9 comments to Acupuncture for Panic Attacks

  • Without a doubt, this Panic Attacks article is really the latest on this deserving topic. I agree with your conclusions and am eagerly look forward to your future updates. Just saying thanks will not just be enough, for the extraordinary clarity in your writing. I will at once grab your rss feed to stay informed of any updates. Gratifying work and much success in your business endeavors!

    Hey Jay, thanks for your comments. I think it’s really important for people to know that Chinese medicine can be an effective alternative to meds for anxiety. More on this topic coming. LJ

  • maria

    I tried accupuncture for my panic attacks and it made it WORSE! I’m not sure what happened but it unleased a new wave of panic I never experienced before and the accupuncturist offered no explanation or relief.
    I am worse now than i was before I tried accupuncture.
    why is this?

  • Lynn Jaffee

    I’ve had that happen a couple of times with my patients–usually during the first treatment or two. Sometimes something new like acupuncture can cause a little anxiety until you’re comfortable with it. My solution is to stay in the treatment room during the entire treatment when I’m working with someone who suffers from panic attacks.

    Occasionally, a patient will have something called a healing crisis, in which they get worse for a little while before they begin to get better. I have found that those people who stick with it will get better in the long term.

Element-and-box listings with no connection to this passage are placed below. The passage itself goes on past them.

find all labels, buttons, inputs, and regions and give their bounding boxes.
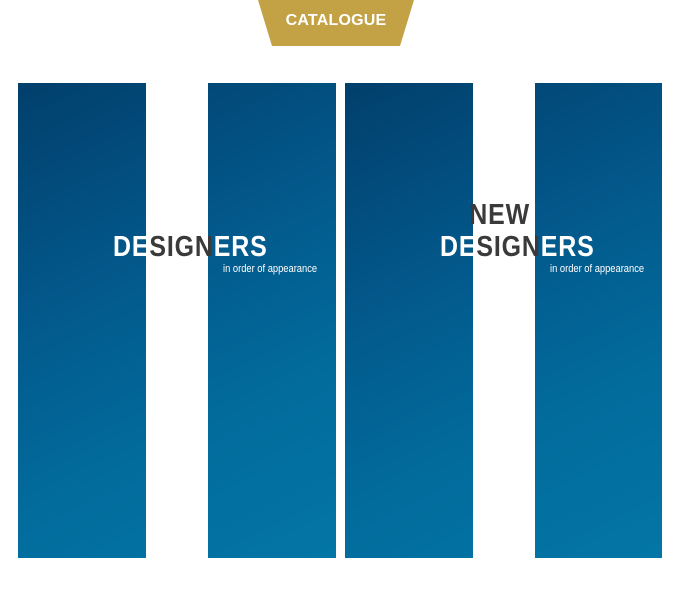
title-part-middle: SIGN — [149, 231, 214, 263]
cover-title-line: DESIGNERS — [113, 231, 268, 263]
cover-subtitle: in order of appearance — [550, 263, 645, 275]
title-part-left: DE — [440, 231, 477, 263]
cover-white-stripe — [146, 83, 208, 558]
cover-title-line: DESIGNERS — [440, 231, 595, 263]
cover-title-line: NEW — [440, 199, 595, 231]
title-part-right: ERS — [213, 231, 268, 263]
title-part-right: ERS — [540, 231, 595, 263]
catalogue-tab[interactable]: CATALOGUE — [258, 0, 414, 46]
title-part-middle: SIGN — [476, 231, 541, 263]
title-part-middle: NEW — [469, 199, 531, 231]
catalogue-tab-label: CATALOGUE — [285, 12, 387, 29]
cover-white-stripe — [473, 83, 535, 558]
title-part-left: DE — [113, 231, 150, 263]
page: CATALOGUE DESIGNERS in order of appearan… — [0, 0, 680, 600]
cover-title: DESIGNERS — [113, 231, 293, 263]
cover-designers[interactable]: DESIGNERS in order of appearance — [18, 83, 336, 558]
cover-new-designers[interactable]: NEW DESIGNERS in order of appearance — [345, 83, 662, 558]
cover-subtitle: in order of appearance — [223, 263, 318, 275]
cover-title: NEW DESIGNERS — [440, 199, 620, 263]
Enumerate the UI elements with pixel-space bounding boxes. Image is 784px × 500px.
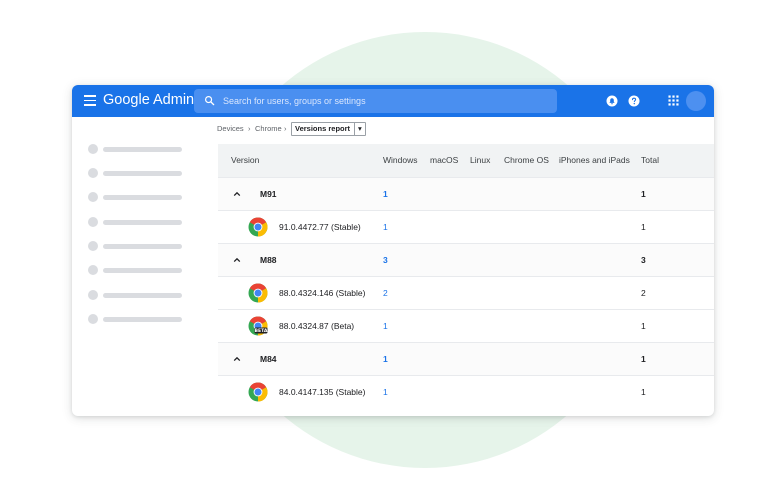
app-title[interactable]: Google Admin bbox=[103, 92, 194, 108]
table-row-version: 91.0.4472.77 (Stable) 1 1 bbox=[218, 210, 714, 244]
brand-product: Admin bbox=[153, 92, 195, 108]
breadcrumb-devices[interactable]: Devices bbox=[217, 122, 244, 136]
dropdown-arrow-icon: ▾ bbox=[354, 123, 362, 135]
table-row-group-m91[interactable]: M91 1 1 bbox=[218, 177, 714, 211]
table-row-group-m88[interactable]: M88 3 3 bbox=[218, 243, 714, 277]
total-count: 3 bbox=[641, 255, 646, 265]
chevron-up-icon[interactable] bbox=[233, 355, 241, 363]
windows-count-link[interactable]: 1 bbox=[383, 354, 388, 364]
version-group-name: M91 bbox=[260, 189, 277, 199]
chrome-stable-icon bbox=[248, 217, 268, 237]
help-icon[interactable] bbox=[628, 95, 640, 107]
search-input[interactable] bbox=[223, 92, 543, 110]
brand-google: Google bbox=[103, 92, 150, 108]
windows-count-link[interactable]: 2 bbox=[383, 288, 388, 298]
total-count: 1 bbox=[641, 321, 646, 331]
version-name: 91.0.4472.77 (Stable) bbox=[279, 222, 361, 232]
menu-icon[interactable] bbox=[84, 95, 96, 107]
breadcrumb-separator: › bbox=[248, 124, 251, 133]
column-header-linux[interactable]: Linux bbox=[470, 155, 490, 165]
column-header-macos[interactable]: macOS bbox=[430, 155, 458, 165]
table-row-group-m84[interactable]: M84 1 1 bbox=[218, 342, 714, 376]
version-group-name: M84 bbox=[260, 354, 277, 364]
version-name: 88.0.4324.87 (Beta) bbox=[279, 321, 355, 331]
total-count: 1 bbox=[641, 354, 646, 364]
total-count: 1 bbox=[641, 222, 646, 232]
chevron-up-icon[interactable] bbox=[233, 190, 241, 198]
version-name: 88.0.4324.146 (Stable) bbox=[279, 288, 366, 298]
windows-count-link[interactable]: 1 bbox=[383, 387, 388, 397]
chrome-stable-icon bbox=[248, 382, 268, 402]
version-group-name: M88 bbox=[260, 255, 277, 265]
breadcrumb-separator: › bbox=[284, 124, 287, 133]
search-bar[interactable] bbox=[194, 89, 557, 113]
top-app-bar: Google Admin bbox=[72, 85, 714, 117]
column-header-version[interactable]: Version bbox=[231, 155, 259, 165]
report-selector[interactable]: Versions report ▾ bbox=[291, 122, 366, 136]
table-row-version: BETA 88.0.4324.87 (Beta) 1 1 bbox=[218, 309, 714, 343]
column-header-iphones-ipads[interactable]: iPhones and iPads bbox=[559, 155, 630, 165]
table-row-version: 88.0.4324.146 (Stable) 2 2 bbox=[218, 276, 714, 310]
total-count: 1 bbox=[641, 387, 646, 397]
windows-count-link[interactable]: 1 bbox=[383, 321, 388, 331]
admin-console-window: Google Admin Search for users, groups or… bbox=[72, 85, 714, 416]
table-header: Version Windows macOS Linux Chrome OS iP… bbox=[218, 144, 714, 177]
report-selector-label: Versions report bbox=[295, 124, 351, 133]
table-row-version: 84.0.4147.135 (Stable) 1 1 bbox=[218, 375, 714, 409]
column-header-total[interactable]: Total bbox=[641, 155, 659, 165]
svg-text:BETA: BETA bbox=[255, 328, 268, 334]
total-count: 2 bbox=[641, 288, 646, 298]
chevron-up-icon[interactable] bbox=[233, 256, 241, 264]
sidebar-nav bbox=[72, 117, 218, 416]
version-name: 84.0.4147.135 (Stable) bbox=[279, 387, 366, 397]
windows-count-link[interactable]: 1 bbox=[383, 222, 388, 232]
total-count: 1 bbox=[641, 189, 646, 199]
chrome-stable-icon bbox=[248, 283, 268, 303]
windows-count-link[interactable]: 3 bbox=[383, 255, 388, 265]
column-header-chrome-os[interactable]: Chrome OS bbox=[504, 155, 549, 165]
windows-count-link[interactable]: 1 bbox=[383, 189, 388, 199]
apps-grid-icon[interactable] bbox=[668, 95, 679, 106]
breadcrumb-chrome[interactable]: Chrome bbox=[255, 122, 282, 136]
chrome-beta-icon: BETA bbox=[248, 316, 268, 336]
account-avatar[interactable] bbox=[686, 91, 706, 111]
search-icon bbox=[205, 96, 215, 106]
notifications-icon[interactable] bbox=[606, 95, 618, 107]
column-header-windows[interactable]: Windows bbox=[383, 155, 417, 165]
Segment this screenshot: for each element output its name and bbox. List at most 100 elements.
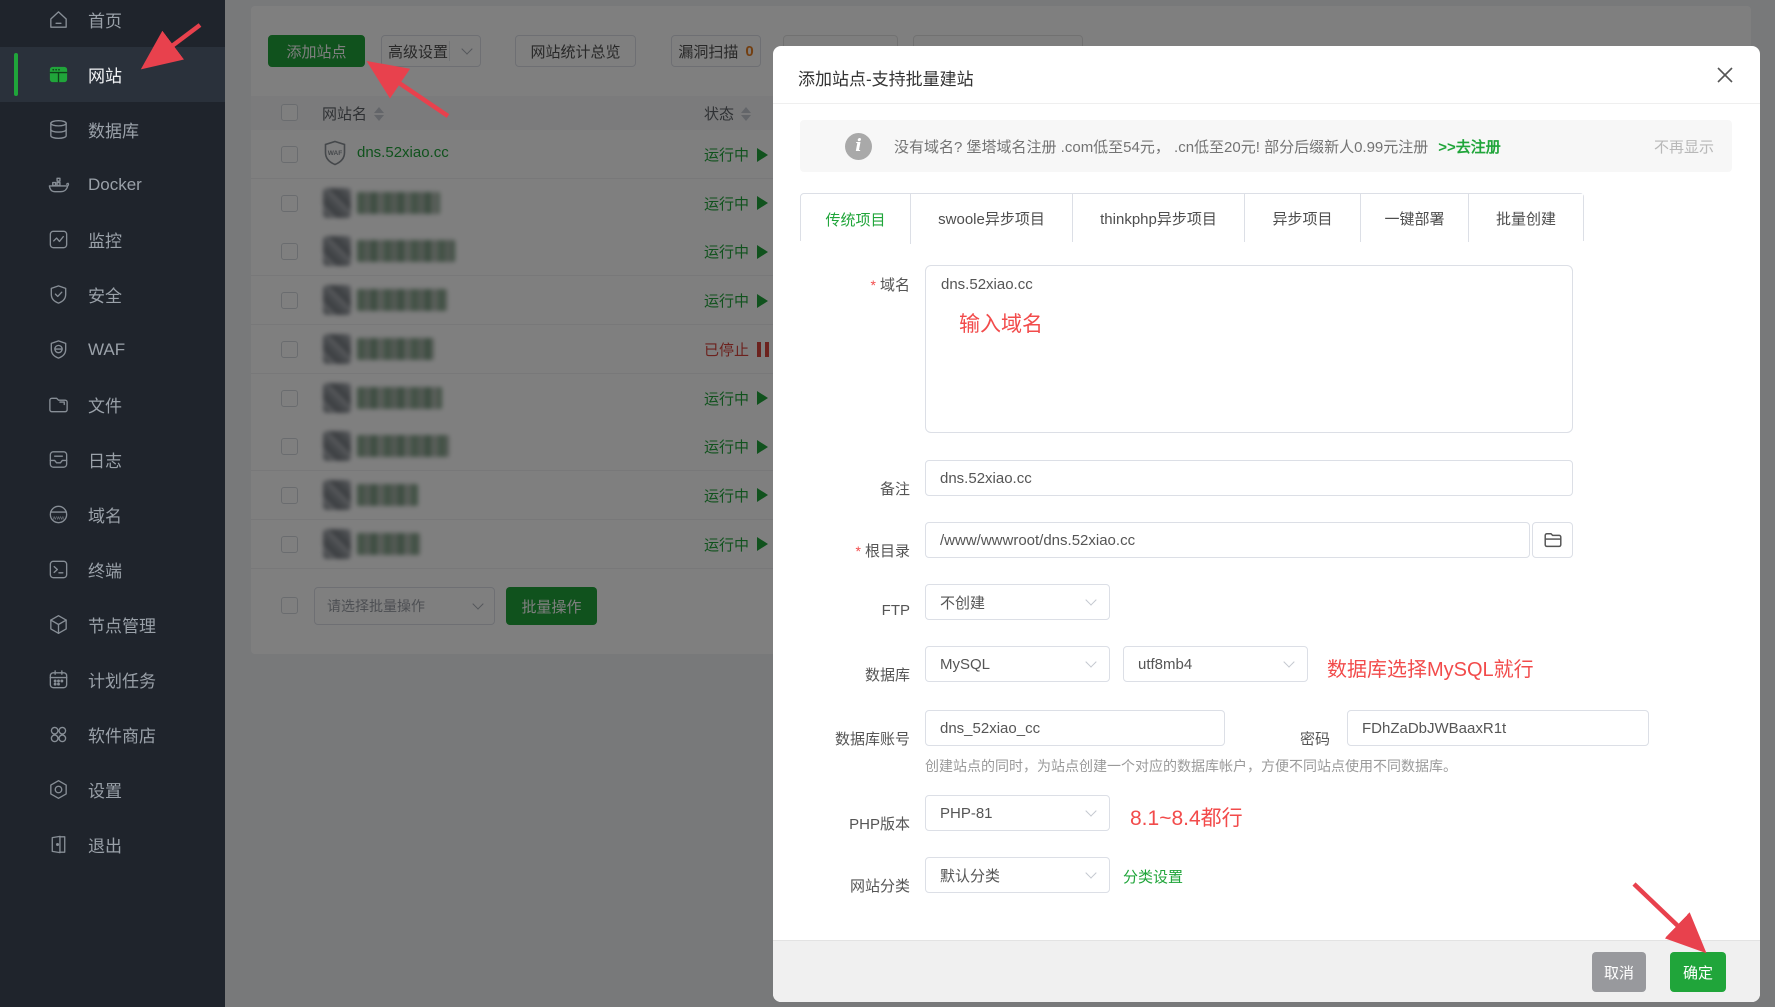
chevron-down-icon <box>1085 805 1096 816</box>
tab-label: 一键部署 <box>1384 208 1444 229</box>
root-path-input[interactable]: /www/wwwroot/dns.52xiao.cc <box>925 522 1530 558</box>
sidebar-item-settings[interactable]: 设置 <box>0 762 225 817</box>
domain-annotation: 输入域名 <box>959 308 1043 338</box>
php-field-label: PHP版本 <box>770 813 910 834</box>
database-icon <box>47 118 70 141</box>
sidebar-item-docker[interactable]: Docker <box>0 157 225 212</box>
php-version-select[interactable]: PHP-81 <box>925 795 1110 831</box>
category-select[interactable]: 默认分类 <box>925 857 1110 893</box>
chevron-down-icon <box>1085 594 1096 605</box>
db-account-input[interactable]: dns_52xiao_cc <box>925 710 1225 746</box>
ftp-field-label: FTP <box>770 602 910 619</box>
sidebar-item-site[interactable]: 网站 <box>0 47 225 102</box>
category-settings-link[interactable]: 分类设置 <box>1123 866 1183 887</box>
sidebar-item-node[interactable]: 节点管理 <box>0 597 225 652</box>
db-annotation: 数据库选择MySQL就行 <box>1327 653 1534 682</box>
sidebar-item-logs[interactable]: 日志 <box>0 432 225 487</box>
ftp-select[interactable]: 不创建 <box>925 584 1110 620</box>
root-path-value: /www/wwwroot/dns.52xiao.cc <box>940 532 1135 549</box>
tab-1[interactable]: 传统项目 <box>801 194 911 244</box>
domain-icon <box>47 503 70 526</box>
db-account-value: dns_52xiao_cc <box>940 720 1040 737</box>
sidebar-item-files[interactable]: 文件 <box>0 377 225 432</box>
sidebar-item-label: 退出 <box>88 832 122 857</box>
cancel-label: 取消 <box>1604 962 1634 983</box>
project-type-tabs: 传统项目 swoole异步项目 thinkphp异步项目 异步项目 一键部署 批量创建 <box>800 193 1584 241</box>
sidebar-item-terminal[interactable]: 终端 <box>0 542 225 597</box>
dismiss-banner-link[interactable]: 不再显示 <box>1654 136 1714 157</box>
tab-6[interactable]: 批量创建 <box>1469 194 1583 242</box>
node-icon <box>47 613 70 636</box>
tab-5[interactable]: 一键部署 <box>1361 194 1469 242</box>
close-icon[interactable] <box>1714 64 1736 86</box>
monitor-icon <box>47 228 70 251</box>
sidebar-item-database[interactable]: 数据库 <box>0 102 225 157</box>
db-type-value: MySQL <box>940 656 990 673</box>
site-icon <box>47 63 70 86</box>
db-type-select[interactable]: MySQL <box>925 646 1110 682</box>
sidebar-item-monitor[interactable]: 监控 <box>0 212 225 267</box>
dialog-header: 添加站点-支持批量建站 <box>773 46 1760 104</box>
db-charset-value: utf8mb4 <box>1138 656 1192 673</box>
info-icon: i <box>845 133 872 160</box>
php-annotation: 8.1~8.4都行 <box>1130 802 1243 832</box>
sidebar-item-label: 计划任务 <box>88 667 156 692</box>
ftp-value: 不创建 <box>940 592 985 613</box>
security-icon <box>47 283 70 306</box>
dialog-title: 添加站点-支持批量建站 <box>798 65 974 90</box>
terminal-icon <box>47 558 70 581</box>
note-field-label: 备注 <box>770 478 910 499</box>
domain-value: dns.52xiao.cc <box>926 266 1572 303</box>
files-icon <box>47 393 70 416</box>
sidebar-item-label: 软件商店 <box>88 722 156 747</box>
logs-icon <box>47 448 70 471</box>
db-charset-select[interactable]: utf8mb4 <box>1123 646 1308 682</box>
confirm-button[interactable]: 确定 <box>1670 952 1726 992</box>
cron-icon <box>47 668 70 691</box>
sidebar-item-waf[interactable]: WAF <box>0 322 225 377</box>
domain-promo-banner: i 没有域名? 堡塔域名注册 .com低至54元， .cn低至20元! 部分后缀… <box>800 120 1732 172</box>
sidebar-item-label: 域名 <box>88 502 122 527</box>
sidebar-item-label: WAF <box>88 340 125 360</box>
db-password-input[interactable]: FDhZaDbJWBaaxR1t <box>1347 710 1649 746</box>
home-icon <box>47 8 70 31</box>
tab-label: 批量创建 <box>1496 208 1556 229</box>
sidebar-item-security[interactable]: 安全 <box>0 267 225 322</box>
sidebar-item-label: 安全 <box>88 282 122 307</box>
sidebar: 首页网站数据库 Docker 监控安全 WAF 文件日志域名终端节点管理计划任务软件商店… <box>0 0 225 1007</box>
tab-2[interactable]: swoole异步项目 <box>911 194 1073 242</box>
chevron-down-icon <box>1283 656 1294 667</box>
promo-text: 没有域名? 堡塔域名注册 .com低至54元， .cn低至20元! 部分后缀新人… <box>894 136 1428 157</box>
domain-textarea[interactable]: dns.52xiao.cc 输入域名 <box>925 265 1573 433</box>
sidebar-item-label: Docker <box>88 175 142 195</box>
settings-icon <box>47 778 70 801</box>
db-field-label: 数据库 <box>770 664 910 685</box>
sidebar-item-label: 监控 <box>88 227 122 252</box>
db-account-field-label: 数据库账号 <box>770 728 910 749</box>
tab-label: thinkphp异步项目 <box>1100 208 1217 229</box>
sidebar-item-store[interactable]: 软件商店 <box>0 707 225 762</box>
store-icon <box>47 723 70 746</box>
sidebar-item-label: 文件 <box>88 392 122 417</box>
note-value: dns.52xiao.cc <box>940 470 1032 487</box>
exit-icon <box>47 833 70 856</box>
note-input[interactable]: dns.52xiao.cc <box>925 460 1573 496</box>
sidebar-item-label: 数据库 <box>88 117 139 142</box>
sidebar-menu: 首页网站数据库 Docker 监控安全 WAF 文件日志域名终端节点管理计划任务软件商店… <box>0 0 225 872</box>
sidebar-item-domain[interactable]: 域名 <box>0 487 225 542</box>
tab-4[interactable]: 异步项目 <box>1245 194 1361 242</box>
sidebar-item-home[interactable]: 首页 <box>0 0 225 47</box>
register-domain-link[interactable]: >>去注册 <box>1438 136 1501 157</box>
sidebar-item-exit[interactable]: 退出 <box>0 817 225 872</box>
tab-label: swoole异步项目 <box>938 208 1045 229</box>
sidebar-item-label: 设置 <box>88 777 122 802</box>
waf-icon <box>47 338 70 361</box>
tab-3[interactable]: thinkphp异步项目 <box>1073 194 1245 242</box>
tab-label: 传统项目 <box>825 209 885 230</box>
browse-folder-button[interactable] <box>1532 522 1573 558</box>
sidebar-item-cron[interactable]: 计划任务 <box>0 652 225 707</box>
sidebar-item-label: 终端 <box>88 557 122 582</box>
chevron-down-icon <box>1085 867 1096 878</box>
cancel-button[interactable]: 取消 <box>1592 952 1646 992</box>
sidebar-item-label: 首页 <box>88 7 122 32</box>
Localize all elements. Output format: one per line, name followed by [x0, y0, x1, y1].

  • I’ve personally dealt with panic attacks my whole life. It started when I was just a child and I’ve had to cope with them since then. I finally found a solution that has helped me get them done once and for all. I will tell you that it wasn’t quick or easy, but after a while I was able to finally get rid of them. I’m no longer dealing with them and its like I’ve started a new life not dealing with panic attacks. I also saw a Dr. Oz special a few days ago, sometimes it isn’t a panic attack that is the root of the problem, I’d also recommend talking to your doctor. Good luck!

  • Lynn Jaffee

    I agree, you should do everything possible to get panic attacks under contol. Acupuncture in only one tool. And, yes, the root of your panic attacks can be more than just anxiety–anything from diet to hormonal imbalances can cause them.

  • Lynn Jaffee

    Breathing techniques and meditation are both good ways to slow things down and decrease your anxiety. Way to go.

  • Linda

    I’ve had 3 sessions in 10 days (last one this morning) I experienced a “rushed” panic attack,on my second visit, realizing I had fallen into a deep relaxation and then was able to quickly recover.

    I can’t believe how wonderful I feel. The relief is amazing. I’ve had asthma for over 40 years and the steroids and ventolin are too hard to manage. My skin has errupted for the last 6 years. So has the introduction of panic attacks.

    Not sure how this works for all individuals but I am a believer. will continue.